Following yesterday’s announcement that Apple is purchasing Intel’s 5G smartphone modem patents and other assets in a deal valued at $1 billion, Reuters today reported that first Apple devices with an in-house cellular modem could ship as soon as 2021.
Reuters has the story:
A person familiar with the matter said Apple plans to use Qualcomm’s modem technology for a 5G iPhone in 2020 but wants to have an internally developed 5G modem ready for use in some of its products by 2021. Intel previously disclosed plans to have a 5G modem ready by 2020, so tapping the Intel assets could help Apple hit its target.
The new iPhones coming down the pike in September definitely won’t feature 5G capability.
According to reliable analyst Ming-Chi Kuo of TF International Securities, iPhones that will start shipping in 2020 will incorporate cellular modems dual-sourced from Samsung and Qualcomm, and are expected to have some 5G capability.
But any replacement of Qualcomm is likely to happen in phases, this person said, as Apple builds up its ability to ensure that its modems work on all the networks and countries where Apple sells phones. Ensuring worldwide compatibility is Qualcomm’s historical strength, and Apple might still have to rely on Qualcomm for some modems during a transition period to its own devices.
The Apple-Intel deal, expected to close in the fourth quarter of this year, includes the 2,200 Intel employees who worked on cellular modems for smartphones, a bunch of patents and other intellectual property, equipment and leases. Combined with its existing portfolio, Apple will have 17,000 wireless technology patents, ranging from cellular communication standards to modems, when the deal closes. The deal will permit Intel to continue working on modems for the devices like PCs, industrial equipment and self-driving cars.
In April 2019, Intel stunned the industry by announcing its exit from the 5G smartphone modem business. The announcement came shortly after Apple and Qualcomm settled all litigation, with the iPhone maker entering into a six-year licensing deal with the chip maker.
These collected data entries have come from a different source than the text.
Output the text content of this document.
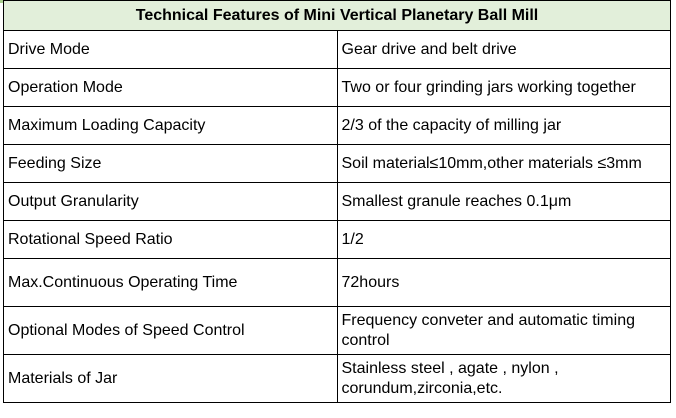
Technical Features of Mini Vertical Planetary Ball Mill	
Drive Mode	Gear drive and belt drive
Operation Mode	Two or four grinding jars working together
Maximum Loading Capacity	2/3 of the capacity of milling jar
Feeding Size	Soil material≤10mm,other materials ≤3mm
Output Granularity	Smallest granule reaches 0.1μm
Rotational Speed Ratio	1/2
Max.Continuous Operating Time	72hours
Optional Modes of Speed Control	Frequency conveter and automatic timing control
Materials of Jar	Stainless steel , agate , nylon , corundum,zirconia,etc.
Apple’s license deal with Qualcomm lasts six years and its accompanying chip supply agreement could also last that long, said one chip industry veteran who requested anonymity to discuss confidential matters. Apple is likely to continue to use the San Diego firm’s chips in its flagship models even if it phases in its own silicon for lower-end and older models, this person said.
Now that the firm is buying out Intel’s 5G smartphone patent and other assets, it’s reasonable to assume it’ll leverage acquired talent to accelerate its own 5G modem development.